Sunday, March 14, 2010

Radically Welcome

When I read the question guiding today's service – "What would happen if our Society closed its doors and ceased its ministries tomorrow?" – I stopped breathing.

"I've only just found you all," I thought. "I've been looking for so long, and I only just found you." The idea of this place ceasing to exist sent my heart into a panic.

Before coming here, I'd made a kind of resigned peace with being a solo practitioner in my spiritual life. Just to be clear, there's a lot of value in it. I got the chance to explore what I really believe and what works for me. There were none of the squabbles or power plays that crop up in human institutions. Plus, I could set up the altar any way I like, and scheduling was a breeze. But I found it hard to sustain a regular practice without more structure to support me.
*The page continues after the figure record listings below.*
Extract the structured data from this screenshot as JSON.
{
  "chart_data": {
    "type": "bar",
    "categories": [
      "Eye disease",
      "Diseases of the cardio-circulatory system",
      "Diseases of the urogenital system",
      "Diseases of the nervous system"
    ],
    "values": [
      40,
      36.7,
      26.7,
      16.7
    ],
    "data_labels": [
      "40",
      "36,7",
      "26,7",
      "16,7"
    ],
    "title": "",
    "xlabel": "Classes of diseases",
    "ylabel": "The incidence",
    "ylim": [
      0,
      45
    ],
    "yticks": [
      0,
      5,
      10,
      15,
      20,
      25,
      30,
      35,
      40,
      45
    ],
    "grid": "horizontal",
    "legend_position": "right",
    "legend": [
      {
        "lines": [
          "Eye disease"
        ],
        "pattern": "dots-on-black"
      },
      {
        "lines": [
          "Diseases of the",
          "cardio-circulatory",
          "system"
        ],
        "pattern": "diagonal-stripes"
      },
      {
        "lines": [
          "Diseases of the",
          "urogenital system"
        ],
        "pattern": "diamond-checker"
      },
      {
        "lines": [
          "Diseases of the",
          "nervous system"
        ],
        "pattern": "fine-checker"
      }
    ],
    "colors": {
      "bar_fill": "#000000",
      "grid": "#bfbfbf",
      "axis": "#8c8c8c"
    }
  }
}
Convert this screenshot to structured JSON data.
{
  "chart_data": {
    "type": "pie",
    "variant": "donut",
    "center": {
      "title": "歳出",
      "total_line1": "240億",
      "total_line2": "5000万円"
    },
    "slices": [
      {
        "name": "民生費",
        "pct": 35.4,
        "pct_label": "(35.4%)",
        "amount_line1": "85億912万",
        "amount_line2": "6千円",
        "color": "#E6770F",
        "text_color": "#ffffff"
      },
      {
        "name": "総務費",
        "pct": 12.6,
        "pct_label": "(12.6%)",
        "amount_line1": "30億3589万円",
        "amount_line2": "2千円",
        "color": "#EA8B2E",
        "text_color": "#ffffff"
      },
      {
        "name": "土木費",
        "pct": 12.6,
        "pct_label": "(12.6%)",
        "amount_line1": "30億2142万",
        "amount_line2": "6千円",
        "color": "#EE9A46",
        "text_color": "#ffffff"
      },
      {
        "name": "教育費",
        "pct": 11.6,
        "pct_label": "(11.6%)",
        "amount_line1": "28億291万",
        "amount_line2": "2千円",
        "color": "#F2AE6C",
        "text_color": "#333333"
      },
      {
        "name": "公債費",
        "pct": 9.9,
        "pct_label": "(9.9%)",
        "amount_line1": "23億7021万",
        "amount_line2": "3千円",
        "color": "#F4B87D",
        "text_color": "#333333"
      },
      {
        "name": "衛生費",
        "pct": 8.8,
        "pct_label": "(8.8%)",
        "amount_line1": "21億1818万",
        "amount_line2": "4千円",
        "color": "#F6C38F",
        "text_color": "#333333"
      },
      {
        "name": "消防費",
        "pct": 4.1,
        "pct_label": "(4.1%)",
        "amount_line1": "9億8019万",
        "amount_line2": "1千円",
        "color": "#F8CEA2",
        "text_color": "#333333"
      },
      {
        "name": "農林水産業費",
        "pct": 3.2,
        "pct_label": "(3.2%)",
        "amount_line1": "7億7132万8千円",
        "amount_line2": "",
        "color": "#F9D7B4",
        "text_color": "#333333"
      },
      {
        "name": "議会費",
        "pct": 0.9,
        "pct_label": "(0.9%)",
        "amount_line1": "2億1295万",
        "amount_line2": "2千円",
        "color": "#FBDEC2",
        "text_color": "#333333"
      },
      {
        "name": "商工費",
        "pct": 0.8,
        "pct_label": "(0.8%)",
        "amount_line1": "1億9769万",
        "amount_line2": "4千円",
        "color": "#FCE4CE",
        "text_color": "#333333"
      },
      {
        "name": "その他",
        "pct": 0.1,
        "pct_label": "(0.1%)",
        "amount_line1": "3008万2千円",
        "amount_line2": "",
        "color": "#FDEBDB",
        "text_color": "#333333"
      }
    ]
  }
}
It feels akin to the difference between being single and being in a relationship. There are critical things I learned about myself while I was single, and probably because I was single: a sense of my inherent self-worth, satisfaction with my own company, how to resolve conflicts, a trust in my ability to live independently. Before I met Emily, I'd come to a place where I was looking for a partner, but I was also content on my own.

And then I did meet Emily, and found myself stretched and challenged in a whole new set of ways. Our relationship has opened different doors into the world for me. It's helped me heal old wounds, and shown me parts of myself – both good and bad – that I wouldn't have found otherwise. Sure, being single meant there were fewer disputes about whose turn it was to walk the dog or who left food on the counter, but there was also a whole lot less love.

As in any relationship, I believe our challenge as Unitarian Universalists worshiping together, caring for each other, and together creating a more just world is to find a way to operate from that place of love even when there's conflict, and especially when we're trying to reconcile different visions for this church.

For example, my favorite homilies of [Senior Minister] Greg [Stewart]'s – and I've already told him this, so it's no secret – are the ones in which his natural warmth and caring presence come through. Where I have an emotional stake in his stories and insights, not just an intellectual one. Perhaps for some of you, though, those are the services you wish you'd stayed home for. Yet each of us deserves to be here – in fact, each of us is needed as an integral part of our spiritual community.

For me, the purpose of this church comes down to one simple thing: I want to be here, and I want you here, too, whoever you are. Because in the places where our beliefs overlap as well as the areas of meaningful disagreement – even in the squabbles – I learn something about myself. And because now that I've found a spiritual home, I want to throw open the doors as wide as possible so that everyone – everyone – feels radically, lovingly, unconditionally welcome.

We may not always succeed in reaching this ideal. Sometimes, we may not even want to try. But I had to wait even longer to find this place than I did to find the love of my life. I can't imagine a greater way to show my gratitude than to keep myself pointed towards that radical welcome and to keep my heart open to share and absorb as much love as I can.

Let's answer Greg's challenge from last week. Let's be the church together. In doing so, I think we'll take each other's breath away.


I wrote and delivered this piece as the Credo for the March 14, 2010, service at the First Unitarian Universalist Society of San Francisco.